# CRT and LCD at the same time for ATI Rage Mobility

## fidler

Back when I used Mandrake 8.0, upon setup with a CRT monitor and my LCD monitor plugged in, it set up XFree86 to display to both the LCD and the CRT monitor (which would be helpful for presentations).  I was wondering if anyone knew how to change the configuration files to do this.

----------

## cbueche

Hi, 

I have a Dell 5000e with the same video adapter. I can cycles between my video output (LCD/CRT) using <FN><F8>. You should be able to do the same, check your laptop's doc.

Seeing my 1600x1200 desktop on a Sun 21" car-sized CRT impresses a lot  :Smile: 

----------

## fidler

I can cycle between the displays, but not so that the monitor is displaying information on both the CRT and LCD.  The latter is what I really want.

----------

## klieber

Are you talking about a laptop, with the laptop screen and an external monitor or a desktop machine with two external monitors?

--kurt

----------

## fidler

A laptop, with the laptop screen and an external monitor.

----------

## klieber

 *fidler wrote:*   

> A laptop, with the laptop screen and an external monitor.

 

I thought that this was more a function of the hardware than the software.  AFAIK, the laptop simply acts as a repeater and sends the same video signal to both the LCD screen as well as the external monitor.

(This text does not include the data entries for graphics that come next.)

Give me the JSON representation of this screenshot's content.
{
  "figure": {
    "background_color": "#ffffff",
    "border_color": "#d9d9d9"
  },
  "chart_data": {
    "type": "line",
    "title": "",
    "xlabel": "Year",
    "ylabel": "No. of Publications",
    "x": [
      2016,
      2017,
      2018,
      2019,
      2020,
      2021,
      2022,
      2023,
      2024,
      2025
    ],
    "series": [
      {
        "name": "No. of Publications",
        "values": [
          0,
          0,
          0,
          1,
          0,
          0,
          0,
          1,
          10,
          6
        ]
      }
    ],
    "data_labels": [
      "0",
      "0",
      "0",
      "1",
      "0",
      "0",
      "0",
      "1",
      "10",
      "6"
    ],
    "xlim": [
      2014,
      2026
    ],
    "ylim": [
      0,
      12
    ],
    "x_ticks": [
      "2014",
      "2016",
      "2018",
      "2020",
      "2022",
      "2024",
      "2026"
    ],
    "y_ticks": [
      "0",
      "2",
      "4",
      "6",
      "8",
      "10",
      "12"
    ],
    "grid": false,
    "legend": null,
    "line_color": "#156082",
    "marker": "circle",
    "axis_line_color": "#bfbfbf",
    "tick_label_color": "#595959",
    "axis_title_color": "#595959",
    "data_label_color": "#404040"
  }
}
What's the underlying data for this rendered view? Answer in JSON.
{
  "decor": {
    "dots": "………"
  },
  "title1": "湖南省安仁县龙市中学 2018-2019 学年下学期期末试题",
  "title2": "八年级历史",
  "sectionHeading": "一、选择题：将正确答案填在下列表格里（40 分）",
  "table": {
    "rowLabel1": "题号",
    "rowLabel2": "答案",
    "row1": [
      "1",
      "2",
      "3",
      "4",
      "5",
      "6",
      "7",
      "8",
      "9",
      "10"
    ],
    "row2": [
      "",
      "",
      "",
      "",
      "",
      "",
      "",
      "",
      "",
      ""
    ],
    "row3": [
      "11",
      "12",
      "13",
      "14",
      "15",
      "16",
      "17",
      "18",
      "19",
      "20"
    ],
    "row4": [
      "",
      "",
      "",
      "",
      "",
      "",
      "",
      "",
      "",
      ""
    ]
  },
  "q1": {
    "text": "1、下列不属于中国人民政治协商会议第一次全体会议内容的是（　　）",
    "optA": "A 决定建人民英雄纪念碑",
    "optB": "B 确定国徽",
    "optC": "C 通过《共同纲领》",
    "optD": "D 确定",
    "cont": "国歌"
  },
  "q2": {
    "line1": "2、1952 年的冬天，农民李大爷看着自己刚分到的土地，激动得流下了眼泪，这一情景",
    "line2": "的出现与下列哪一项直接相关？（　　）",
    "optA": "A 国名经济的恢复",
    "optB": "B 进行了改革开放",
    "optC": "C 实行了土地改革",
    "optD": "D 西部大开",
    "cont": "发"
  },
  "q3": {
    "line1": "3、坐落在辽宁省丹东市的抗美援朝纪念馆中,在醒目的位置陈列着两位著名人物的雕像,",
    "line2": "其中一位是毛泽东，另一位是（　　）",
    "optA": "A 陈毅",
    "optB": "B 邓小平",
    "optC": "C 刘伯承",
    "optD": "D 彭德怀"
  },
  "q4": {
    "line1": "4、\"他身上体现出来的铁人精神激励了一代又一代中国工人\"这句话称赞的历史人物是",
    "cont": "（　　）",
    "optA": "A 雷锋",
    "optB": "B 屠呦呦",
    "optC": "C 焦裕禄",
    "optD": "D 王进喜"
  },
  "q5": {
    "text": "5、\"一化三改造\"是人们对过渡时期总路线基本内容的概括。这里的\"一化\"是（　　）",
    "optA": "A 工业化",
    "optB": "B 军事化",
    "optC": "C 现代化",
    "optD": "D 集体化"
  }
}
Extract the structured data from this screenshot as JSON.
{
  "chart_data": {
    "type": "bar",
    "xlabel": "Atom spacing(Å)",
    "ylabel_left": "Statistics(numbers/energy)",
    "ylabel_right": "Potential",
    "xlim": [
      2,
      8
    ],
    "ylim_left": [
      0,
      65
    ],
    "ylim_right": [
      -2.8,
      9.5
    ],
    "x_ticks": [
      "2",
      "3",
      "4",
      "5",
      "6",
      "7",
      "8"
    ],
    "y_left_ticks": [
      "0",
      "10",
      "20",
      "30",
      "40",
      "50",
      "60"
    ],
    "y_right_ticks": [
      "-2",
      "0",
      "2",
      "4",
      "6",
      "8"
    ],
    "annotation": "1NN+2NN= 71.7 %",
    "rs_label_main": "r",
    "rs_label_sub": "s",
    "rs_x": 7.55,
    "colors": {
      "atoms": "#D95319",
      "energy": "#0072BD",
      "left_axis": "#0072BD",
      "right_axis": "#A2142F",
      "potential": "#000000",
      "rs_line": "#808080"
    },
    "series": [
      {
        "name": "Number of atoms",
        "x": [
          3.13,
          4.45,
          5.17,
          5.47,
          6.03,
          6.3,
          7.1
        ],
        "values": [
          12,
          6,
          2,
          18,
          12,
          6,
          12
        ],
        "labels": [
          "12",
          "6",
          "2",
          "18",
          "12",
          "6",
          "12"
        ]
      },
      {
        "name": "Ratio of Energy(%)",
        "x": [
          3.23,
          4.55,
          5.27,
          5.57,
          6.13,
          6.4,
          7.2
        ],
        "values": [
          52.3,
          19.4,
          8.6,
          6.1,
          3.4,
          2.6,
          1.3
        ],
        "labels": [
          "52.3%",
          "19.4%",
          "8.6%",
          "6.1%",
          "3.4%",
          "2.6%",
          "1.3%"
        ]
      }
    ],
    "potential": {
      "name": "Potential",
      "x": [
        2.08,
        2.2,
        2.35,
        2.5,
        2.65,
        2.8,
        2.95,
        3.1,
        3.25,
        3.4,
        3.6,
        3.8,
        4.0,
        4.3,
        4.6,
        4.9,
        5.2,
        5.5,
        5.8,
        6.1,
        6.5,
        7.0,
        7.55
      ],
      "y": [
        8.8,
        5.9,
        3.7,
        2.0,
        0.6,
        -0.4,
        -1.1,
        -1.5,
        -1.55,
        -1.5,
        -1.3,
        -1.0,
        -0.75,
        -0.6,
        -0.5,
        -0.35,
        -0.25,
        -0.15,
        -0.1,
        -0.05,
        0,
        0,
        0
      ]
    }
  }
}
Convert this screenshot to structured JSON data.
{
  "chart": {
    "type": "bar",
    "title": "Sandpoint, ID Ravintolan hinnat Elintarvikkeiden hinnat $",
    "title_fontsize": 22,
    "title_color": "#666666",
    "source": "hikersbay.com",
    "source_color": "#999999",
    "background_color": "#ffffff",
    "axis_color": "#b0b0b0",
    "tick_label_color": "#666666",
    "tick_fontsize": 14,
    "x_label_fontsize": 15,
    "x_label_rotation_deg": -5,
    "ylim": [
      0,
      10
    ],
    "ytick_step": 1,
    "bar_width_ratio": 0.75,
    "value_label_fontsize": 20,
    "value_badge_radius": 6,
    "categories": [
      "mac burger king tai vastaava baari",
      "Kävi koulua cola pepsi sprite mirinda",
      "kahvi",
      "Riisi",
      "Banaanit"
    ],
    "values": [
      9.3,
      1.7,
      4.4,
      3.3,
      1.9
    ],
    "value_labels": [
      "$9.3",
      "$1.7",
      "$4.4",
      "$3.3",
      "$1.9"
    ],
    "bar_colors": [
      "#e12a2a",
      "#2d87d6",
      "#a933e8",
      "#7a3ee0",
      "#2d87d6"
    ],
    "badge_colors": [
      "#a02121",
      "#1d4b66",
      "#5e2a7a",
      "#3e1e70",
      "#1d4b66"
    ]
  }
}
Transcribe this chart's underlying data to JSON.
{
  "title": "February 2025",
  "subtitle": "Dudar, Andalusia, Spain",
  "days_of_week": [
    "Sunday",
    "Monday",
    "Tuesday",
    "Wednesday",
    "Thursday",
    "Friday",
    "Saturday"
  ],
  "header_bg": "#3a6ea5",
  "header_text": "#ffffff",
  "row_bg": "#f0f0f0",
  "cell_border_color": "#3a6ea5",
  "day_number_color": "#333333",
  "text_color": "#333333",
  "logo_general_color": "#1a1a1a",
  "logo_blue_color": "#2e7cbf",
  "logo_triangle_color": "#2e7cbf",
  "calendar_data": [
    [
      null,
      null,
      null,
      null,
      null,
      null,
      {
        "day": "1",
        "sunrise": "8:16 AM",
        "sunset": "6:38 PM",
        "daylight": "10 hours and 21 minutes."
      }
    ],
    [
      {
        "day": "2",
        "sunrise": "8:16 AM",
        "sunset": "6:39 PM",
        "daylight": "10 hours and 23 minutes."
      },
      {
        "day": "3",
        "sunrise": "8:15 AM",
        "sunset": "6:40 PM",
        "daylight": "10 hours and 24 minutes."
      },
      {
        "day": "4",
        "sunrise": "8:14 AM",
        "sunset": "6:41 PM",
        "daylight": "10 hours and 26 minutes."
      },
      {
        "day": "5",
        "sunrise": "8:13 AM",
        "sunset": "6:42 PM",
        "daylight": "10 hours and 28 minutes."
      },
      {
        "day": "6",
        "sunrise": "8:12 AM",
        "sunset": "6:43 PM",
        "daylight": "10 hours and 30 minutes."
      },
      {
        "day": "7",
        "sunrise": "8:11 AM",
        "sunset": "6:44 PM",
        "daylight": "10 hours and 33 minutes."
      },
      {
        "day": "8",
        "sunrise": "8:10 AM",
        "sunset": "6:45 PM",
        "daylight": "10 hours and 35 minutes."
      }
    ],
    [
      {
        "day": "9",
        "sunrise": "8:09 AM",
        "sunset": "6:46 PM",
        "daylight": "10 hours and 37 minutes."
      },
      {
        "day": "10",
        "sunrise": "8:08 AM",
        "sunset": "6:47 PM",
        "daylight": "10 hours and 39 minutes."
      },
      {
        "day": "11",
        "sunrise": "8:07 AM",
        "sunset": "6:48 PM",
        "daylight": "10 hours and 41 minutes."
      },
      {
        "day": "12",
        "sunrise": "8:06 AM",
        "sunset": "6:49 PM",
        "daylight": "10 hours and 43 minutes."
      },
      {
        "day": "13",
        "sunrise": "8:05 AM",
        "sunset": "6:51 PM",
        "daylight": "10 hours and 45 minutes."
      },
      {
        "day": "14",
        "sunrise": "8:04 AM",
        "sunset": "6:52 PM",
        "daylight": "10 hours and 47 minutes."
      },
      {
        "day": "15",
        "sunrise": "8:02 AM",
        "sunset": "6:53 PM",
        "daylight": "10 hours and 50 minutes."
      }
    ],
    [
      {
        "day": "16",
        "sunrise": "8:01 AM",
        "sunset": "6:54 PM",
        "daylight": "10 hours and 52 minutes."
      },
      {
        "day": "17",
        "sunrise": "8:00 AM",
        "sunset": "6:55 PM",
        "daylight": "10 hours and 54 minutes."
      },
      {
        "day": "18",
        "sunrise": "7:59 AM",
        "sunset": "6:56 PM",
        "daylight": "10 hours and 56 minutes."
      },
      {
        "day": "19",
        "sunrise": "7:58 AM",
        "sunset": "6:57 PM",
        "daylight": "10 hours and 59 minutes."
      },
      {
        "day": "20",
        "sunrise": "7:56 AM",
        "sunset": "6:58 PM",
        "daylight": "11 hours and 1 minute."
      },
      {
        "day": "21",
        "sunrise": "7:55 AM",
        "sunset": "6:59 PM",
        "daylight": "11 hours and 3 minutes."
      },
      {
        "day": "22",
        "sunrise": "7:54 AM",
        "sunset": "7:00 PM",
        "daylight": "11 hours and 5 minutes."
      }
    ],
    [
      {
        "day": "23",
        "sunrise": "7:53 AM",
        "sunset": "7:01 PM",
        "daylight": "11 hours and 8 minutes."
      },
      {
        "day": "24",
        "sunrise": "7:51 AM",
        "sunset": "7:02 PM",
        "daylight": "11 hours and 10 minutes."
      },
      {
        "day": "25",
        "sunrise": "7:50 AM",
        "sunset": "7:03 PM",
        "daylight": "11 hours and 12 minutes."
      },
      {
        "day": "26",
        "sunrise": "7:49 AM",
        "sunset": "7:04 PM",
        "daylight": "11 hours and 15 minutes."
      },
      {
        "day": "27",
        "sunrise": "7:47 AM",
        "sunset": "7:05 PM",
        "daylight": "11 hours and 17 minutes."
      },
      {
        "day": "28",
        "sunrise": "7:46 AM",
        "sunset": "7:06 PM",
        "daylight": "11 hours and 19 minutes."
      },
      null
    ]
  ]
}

Actually -- just tested this with my thinkpad and, without making any special changes to my XFree86 file, I was able to use both the LCD screen and the video projector in our conference room at the same time...

--kurt

----------

## fidler

For your laptop, I guess it is ... However, my laptop doesn't allow that for some reason.  Under M$ Windows it allows a repeater function, also under Mandrake 8.0, but otherwise it will only switch between the LCD and the CRT displays.  The cycle that should be the LCD/CRT display together takes longer and eventually reverts to just the LCD display...

----------